Port flow analysis was carried on dimpled intake valve at a lift of 5mm for 5 dimple ratio ranging from 0.1 to 0.3 in steps of 0.05. The dimple depth-over diameter ratio is a very crucial parameter in determining the optimum geometry of dimple on which we will get best results. All fluid flow is either laminar or turbulent, whether a flow is laminar or turbulent is usually determined by the Reynolds number. The flow in the cylinder can be divided into several distinct phases. The flow into the cylinder through the inlet valve or valves (forming a jet) does two things: first, the geometrical configuration of the inlet ports and the valves and their opening schedule creates organized motions in the cylinder, known as swirl (about the cylinder axis) and tumble (orthogonal to the cylinder axis) and second, the jet itself is turbulent, and in addition much of the directed (non-turbulent) energy in the jet is converted to turbulence, resulting in a very high turbulence level during the inlet stroke. The flow through the inlet valve forms a hollow conical jet, roughly at the angle of the valve seat.

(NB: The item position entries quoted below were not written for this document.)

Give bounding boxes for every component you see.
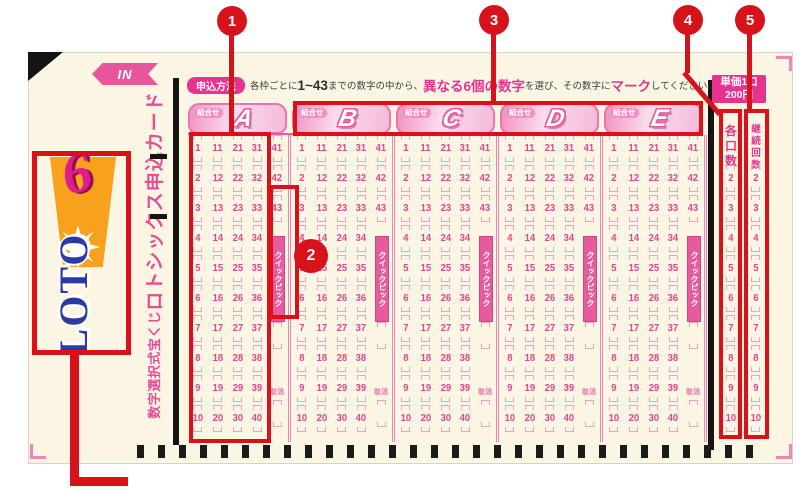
mark-bracket-bottom <box>461 307 470 312</box>
mark-value: 39 <box>564 383 575 394</box>
mark-value: 5 <box>195 263 200 274</box>
mark-bracket-top <box>669 345 678 350</box>
mark-bracket-bottom <box>481 187 490 192</box>
mark-value: 9 <box>195 383 200 394</box>
number-cell: 21 <box>436 135 455 162</box>
number-cell: 41 <box>684 135 703 162</box>
number-cell: 12 <box>520 165 539 192</box>
number-cell: 37 <box>560 315 579 342</box>
callout-stem-3 <box>491 28 496 103</box>
number-cell: 28 <box>436 345 455 372</box>
number-cell: 18 <box>312 345 331 372</box>
mark-value: 34 <box>564 233 575 244</box>
mark-bracket-top <box>213 195 222 200</box>
mark-bracket-top <box>441 405 450 410</box>
mark-value: 4 <box>753 233 758 244</box>
number-cell: 23 <box>644 195 663 222</box>
mark-value: 2 <box>507 173 512 184</box>
number-cell: 30 <box>228 405 247 432</box>
number-cell: 13 <box>624 195 643 222</box>
mark-value: 34 <box>668 233 679 244</box>
mark-value: 6 <box>507 293 512 304</box>
number-cell: 6 <box>292 285 311 312</box>
mark-bracket-top <box>461 285 470 290</box>
number-cell: 25 <box>540 255 559 282</box>
mark-value: 19 <box>420 383 431 394</box>
timing-mark <box>284 445 291 458</box>
mark-bracket-bottom <box>505 247 514 252</box>
mark-bracket-bottom <box>401 337 410 342</box>
number-cell: 29 <box>644 375 663 402</box>
mark-value: 15 <box>212 263 223 274</box>
mark-bracket-top <box>317 165 326 170</box>
mark-value: 40 <box>564 413 575 424</box>
mark-bracket-top <box>421 375 430 380</box>
mark-bracket-bottom <box>253 247 262 252</box>
mark-value: 18 <box>212 353 223 364</box>
number-cell: 15 <box>624 255 643 282</box>
mark-bracket-bottom <box>441 307 450 312</box>
number-cell: 37 <box>664 315 683 342</box>
number-cell: 21 <box>332 135 351 162</box>
number-cell: 41 <box>268 135 287 162</box>
quick-pick-banner: クイックピック <box>271 236 285 322</box>
mark-bracket-top <box>669 165 678 170</box>
mark-value: 32 <box>252 173 263 184</box>
mark-value: 11 <box>629 143 639 154</box>
mark-bracket-top <box>461 135 470 140</box>
number-cell: 22 <box>228 165 247 192</box>
mark-value: 19 <box>316 383 327 394</box>
mark-value: 11 <box>213 143 223 154</box>
mark-bracket-bottom <box>193 427 202 432</box>
mark-bracket-top <box>629 345 638 350</box>
mark-bracket-top <box>297 315 306 320</box>
mark-bracket-bottom <box>401 307 410 312</box>
number-cell: 17 <box>208 315 227 342</box>
mark-value: 5 <box>507 263 512 274</box>
mark-bracket-top <box>609 285 618 290</box>
mark-bracket-bottom <box>565 337 574 342</box>
mark-value: 21 <box>440 143 451 154</box>
number-cell: 17 <box>312 315 331 342</box>
mark-bracket-bottom <box>609 367 618 372</box>
mark-bracket-top <box>689 400 698 405</box>
number-cell: 13 <box>416 195 435 222</box>
number-cell: 11 <box>312 135 331 162</box>
number-cell: 29 <box>228 375 247 402</box>
number-cell: 40 <box>560 405 579 432</box>
mark-value: 42 <box>584 173 595 184</box>
mark-bracket-top <box>629 285 638 290</box>
number-cell: 19 <box>416 375 435 402</box>
mark-bracket-top <box>669 285 678 290</box>
mark-bracket-bottom <box>233 217 242 222</box>
mark-bracket-top <box>461 255 470 260</box>
mark-bracket-bottom <box>545 397 554 402</box>
mark-value: 36 <box>460 293 471 304</box>
mark-bracket-bottom <box>273 344 282 349</box>
number-cell: 21 <box>540 135 559 162</box>
number-cell: 24 <box>332 225 351 252</box>
number-cell: 31 <box>352 135 371 162</box>
mark-bracket-bottom <box>726 397 735 402</box>
mark-value: 13 <box>420 203 431 214</box>
mark-value: 43 <box>272 203 283 214</box>
mark-bracket-bottom <box>441 157 450 162</box>
number-cell: 27 <box>436 315 455 342</box>
mark-value: 17 <box>524 323 535 334</box>
timing-mark <box>179 445 186 458</box>
mark-bracket-top <box>233 285 242 290</box>
mark-bracket-bottom <box>233 367 242 372</box>
mark-value: 43 <box>584 203 595 214</box>
number-cell: 29 <box>540 375 559 402</box>
mark-bracket-top <box>609 255 618 260</box>
mark-bracket-top <box>726 375 735 380</box>
mark-bracket-top <box>193 315 202 320</box>
mark-value: 14 <box>420 233 431 244</box>
mark-bracket-bottom <box>609 277 618 282</box>
logo-leader-horizontal <box>70 477 128 486</box>
option-mark-cell: 3 <box>746 195 765 222</box>
mark-bracket-bottom <box>505 217 514 222</box>
number-cell: 12 <box>624 165 643 192</box>
mark-bracket-bottom <box>441 337 450 342</box>
combo-letter: B <box>303 105 392 133</box>
mark-bracket-top <box>401 315 410 320</box>
mark-bracket-top <box>337 315 346 320</box>
mark-bracket-top <box>505 405 514 410</box>
number-cell: 11 <box>624 135 643 162</box>
combo-letter: A <box>199 105 288 133</box>
mark-value: 5 <box>753 263 758 274</box>
mark-bracket-bottom <box>297 337 306 342</box>
timing-mark <box>641 445 648 458</box>
mark-bracket-bottom <box>669 247 678 252</box>
mark-bracket-top <box>441 315 450 320</box>
mark-bracket-top <box>461 225 470 230</box>
mark-bracket-top <box>421 405 430 410</box>
mark-bracket-bottom <box>525 397 534 402</box>
mark-value: 27 <box>440 323 451 334</box>
number-cell: 13 <box>520 195 539 222</box>
timing-mark <box>599 445 606 458</box>
mark-bracket-top <box>609 375 618 380</box>
mark-value: 41 <box>688 143 699 154</box>
mark-bracket-bottom <box>401 157 410 162</box>
mark-value: 39 <box>460 383 471 394</box>
mark-bracket-bottom <box>565 157 574 162</box>
mark-value: 29 <box>232 383 243 394</box>
cancel-mark-cell <box>476 400 495 427</box>
number-cell: 17 <box>416 315 435 342</box>
mark-value: 25 <box>544 263 555 274</box>
mark-bracket-bottom <box>357 337 366 342</box>
mark-bracket-bottom <box>565 247 574 252</box>
mark-bracket-top <box>233 225 242 230</box>
mark-bracket-bottom <box>273 187 282 192</box>
number-cell: 10 <box>396 405 415 432</box>
cancel-mark-cell <box>580 400 599 427</box>
mark-value: 10 <box>750 413 761 424</box>
mark-value: 26 <box>440 293 451 304</box>
mark-bracket-top <box>273 165 282 170</box>
mark-bracket-bottom <box>629 157 638 162</box>
mark-bracket-top <box>565 345 574 350</box>
mark-bracket-top <box>297 165 306 170</box>
mark-bracket-top <box>193 165 202 170</box>
mark-bracket-top <box>609 135 618 140</box>
mark-bracket-bottom <box>461 217 470 222</box>
mark-bracket-bottom <box>441 247 450 252</box>
option-column-title: 各 口 数 <box>720 124 742 169</box>
timing-mark <box>683 445 690 458</box>
mark-bracket-bottom <box>751 187 760 192</box>
number-cell: 5 <box>396 255 415 282</box>
mark-bracket-bottom <box>751 427 760 432</box>
mark-bracket-bottom <box>565 217 574 222</box>
block-separator <box>496 135 499 442</box>
timing-mark <box>557 445 564 458</box>
mark-bracket-top <box>317 315 326 320</box>
timing-mark <box>242 445 249 458</box>
mark-bracket-bottom <box>461 247 470 252</box>
mark-bracket-top <box>726 285 735 290</box>
mark-value: 14 <box>628 233 639 244</box>
mark-bracket-bottom <box>421 337 430 342</box>
mark-value: 28 <box>544 353 555 364</box>
callout-badge-3: 3 <box>479 5 509 35</box>
number-cell: 14 <box>416 225 435 252</box>
mark-bracket-bottom <box>689 187 698 192</box>
mark-bracket-top <box>401 285 410 290</box>
mark-bracket-top <box>297 225 306 230</box>
mark-value: 13 <box>316 203 327 214</box>
mark-bracket-top <box>421 135 430 140</box>
mark-bracket-top <box>649 345 658 350</box>
mark-bracket-top <box>401 345 410 350</box>
mark-bracket-top <box>213 285 222 290</box>
mark-bracket-top <box>525 255 534 260</box>
mark-bracket-bottom <box>193 307 202 312</box>
mark-bracket-bottom <box>545 157 554 162</box>
number-cell: 9 <box>500 375 519 402</box>
quick-pick-mark-cell <box>580 322 599 349</box>
mark-bracket-top <box>337 345 346 350</box>
number-cell: 40 <box>664 405 683 432</box>
mark-value: 35 <box>668 263 679 274</box>
mark-bracket-bottom <box>609 427 618 432</box>
number-cell: 33 <box>664 195 683 222</box>
number-cell: 35 <box>248 255 267 282</box>
instruction-segment: してください。 <box>651 78 717 92</box>
mark-bracket-bottom <box>481 217 490 222</box>
mark-bracket-top <box>377 195 386 200</box>
mark-value: 6 <box>299 293 304 304</box>
mark-value: 24 <box>232 233 243 244</box>
mark-bracket-top <box>297 375 306 380</box>
mark-bracket-bottom <box>649 187 658 192</box>
mark-value: 15 <box>420 263 431 274</box>
mark-value: 9 <box>728 383 733 394</box>
mark-bracket-top <box>669 195 678 200</box>
option-mark-cell: 2 <box>721 165 740 192</box>
mark-bracket-top <box>669 315 678 320</box>
mark-bracket-top <box>233 345 242 350</box>
mark-bracket-bottom <box>317 427 326 432</box>
mark-value: 26 <box>232 293 243 304</box>
mark-bracket-top <box>609 345 618 350</box>
mark-bracket-top <box>357 165 366 170</box>
mark-value: 2 <box>195 173 200 184</box>
timing-mark <box>431 445 438 458</box>
mark-value: 2 <box>728 173 733 184</box>
mark-bracket-bottom <box>461 397 470 402</box>
mark-bracket-top <box>421 285 430 290</box>
option-mark-cell: 7 <box>746 315 765 342</box>
alignment-dash <box>150 214 167 219</box>
mark-bracket-bottom <box>669 367 678 372</box>
mark-bracket-bottom <box>297 307 306 312</box>
number-cell: 39 <box>664 375 683 402</box>
mark-value: 31 <box>252 143 263 154</box>
mark-bracket-bottom <box>525 337 534 342</box>
number-cell: 28 <box>228 345 247 372</box>
mark-bracket-top <box>649 195 658 200</box>
mark-bracket-top <box>273 195 282 200</box>
mark-bracket-bottom <box>337 247 346 252</box>
number-cell: 39 <box>352 375 371 402</box>
mark-value: 35 <box>460 263 471 274</box>
mark-value: 8 <box>611 353 616 364</box>
number-cell: 32 <box>664 165 683 192</box>
number-cell: 26 <box>540 285 559 312</box>
mark-bracket-bottom <box>441 427 450 432</box>
mark-value: 8 <box>195 353 200 364</box>
mark-bracket-bottom <box>253 397 262 402</box>
combo-tab-A: 組合せA <box>188 103 287 134</box>
mark-bracket-bottom <box>505 427 514 432</box>
mark-bracket-bottom <box>609 397 618 402</box>
mark-bracket-bottom <box>317 187 326 192</box>
mark-bracket-top <box>193 375 202 380</box>
mark-bracket-top <box>337 405 346 410</box>
number-cell: 15 <box>208 255 227 282</box>
mark-value: 41 <box>376 143 387 154</box>
mark-value: 40 <box>668 413 679 424</box>
mark-bracket-top <box>253 375 262 380</box>
option-mark-cell: 8 <box>746 345 765 372</box>
mark-bracket-top <box>233 255 242 260</box>
cancel-mark-cell <box>684 400 703 427</box>
instruction-emphasis: 異なる6個の数字 <box>423 75 525 95</box>
mark-bracket-bottom <box>751 397 760 402</box>
mark-bracket-top <box>609 165 618 170</box>
mark-bracket-top <box>357 225 366 230</box>
number-cell: 21 <box>228 135 247 162</box>
timing-mark <box>158 445 165 458</box>
mark-bracket-top <box>377 322 386 327</box>
mark-bracket-top <box>357 285 366 290</box>
number-cell: 33 <box>352 195 371 222</box>
mark-value: 1 <box>507 143 512 154</box>
mark-bracket-top <box>565 195 574 200</box>
mark-value: 35 <box>252 263 263 274</box>
mark-bracket-bottom <box>609 307 618 312</box>
mark-bracket-bottom <box>233 157 242 162</box>
number-cell: 22 <box>644 165 663 192</box>
mark-bracket-top <box>585 135 594 140</box>
mark-value: 25 <box>336 263 347 274</box>
mark-value: 29 <box>440 383 451 394</box>
mark-value: 7 <box>195 323 200 334</box>
mark-bracket-top <box>726 225 735 230</box>
mark-bracket-bottom <box>401 277 410 282</box>
option-mark-cell: 7 <box>721 315 740 342</box>
mark-bracket-bottom <box>461 427 470 432</box>
mark-bracket-top <box>525 165 534 170</box>
mark-value: 16 <box>212 293 223 304</box>
mark-value: 2 <box>753 173 758 184</box>
mark-value: 7 <box>753 323 758 334</box>
mark-bracket-top <box>649 165 658 170</box>
number-cell: 7 <box>292 315 311 342</box>
timing-mark <box>326 445 333 458</box>
mark-value: 37 <box>564 323 575 334</box>
mark-bracket-top <box>233 315 242 320</box>
timing-mark <box>137 445 144 458</box>
mark-value: 30 <box>440 413 451 424</box>
number-cell: 41 <box>476 135 495 162</box>
mark-bracket-top <box>669 255 678 260</box>
mark-bracket-bottom <box>297 427 306 432</box>
card-side-title-small: 数字選択式宝くじ <box>144 311 163 419</box>
mark-value: 11 <box>525 143 535 154</box>
mark-bracket-top <box>669 405 678 410</box>
mark-value: 22 <box>232 173 243 184</box>
number-cell: 19 <box>624 375 643 402</box>
mark-bracket-top <box>421 225 430 230</box>
number-cell: 1 <box>292 135 311 162</box>
mark-bracket-bottom <box>401 427 410 432</box>
number-cell: 8 <box>604 345 623 372</box>
mark-value: 23 <box>648 203 659 214</box>
number-cell: 37 <box>352 315 371 342</box>
mark-bracket-bottom <box>193 157 202 162</box>
mark-bracket-top <box>525 345 534 350</box>
mark-bracket-top <box>253 405 262 410</box>
number-cell: 20 <box>312 405 331 432</box>
mark-value: 15 <box>524 263 535 274</box>
mark-bracket-top <box>525 405 534 410</box>
number-cell: 43 <box>268 195 287 222</box>
mark-bracket-top <box>193 135 202 140</box>
mark-bracket-top <box>337 135 346 140</box>
card-side-title: 数字選択式宝くじ ロトシックス申込カード <box>138 70 168 440</box>
mark-bracket-bottom <box>565 277 574 282</box>
number-cell: 22 <box>540 165 559 192</box>
number-cell: 38 <box>560 345 579 372</box>
mark-bracket-top <box>751 255 760 260</box>
mark-value: 18 <box>628 353 639 364</box>
mark-bracket-bottom <box>193 187 202 192</box>
mark-bracket-top <box>649 255 658 260</box>
mark-bracket-top <box>233 375 242 380</box>
mark-value: 40 <box>460 413 471 424</box>
number-cell: 39 <box>248 375 267 402</box>
mark-value: 6 <box>728 293 733 304</box>
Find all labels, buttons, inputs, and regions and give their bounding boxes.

The results showed that the maximum mass flow rate is obtained at a dimple ratio of 0.2 with an increase of 0.005% over the simple intake valve and a 38.4% decrease in the area weighted average skin friction coefficient in valve proximity area was seen in case of dimpled valve. The lowest value of area weighted average skin friction coefficient(20.608) is obtained with a dimple ratio of 0.1, while the value of area weighted average skin friction coefficient obtained in case of simple valve is 33.507.Therefore, the determination of the optimum dimple DOD ratio is very important. This concept of surface texturing was used to introduce dimples on the poppet valve and then measuring its effectiveness by conducting the port flow simulation on ANSYS IC Fluent solver.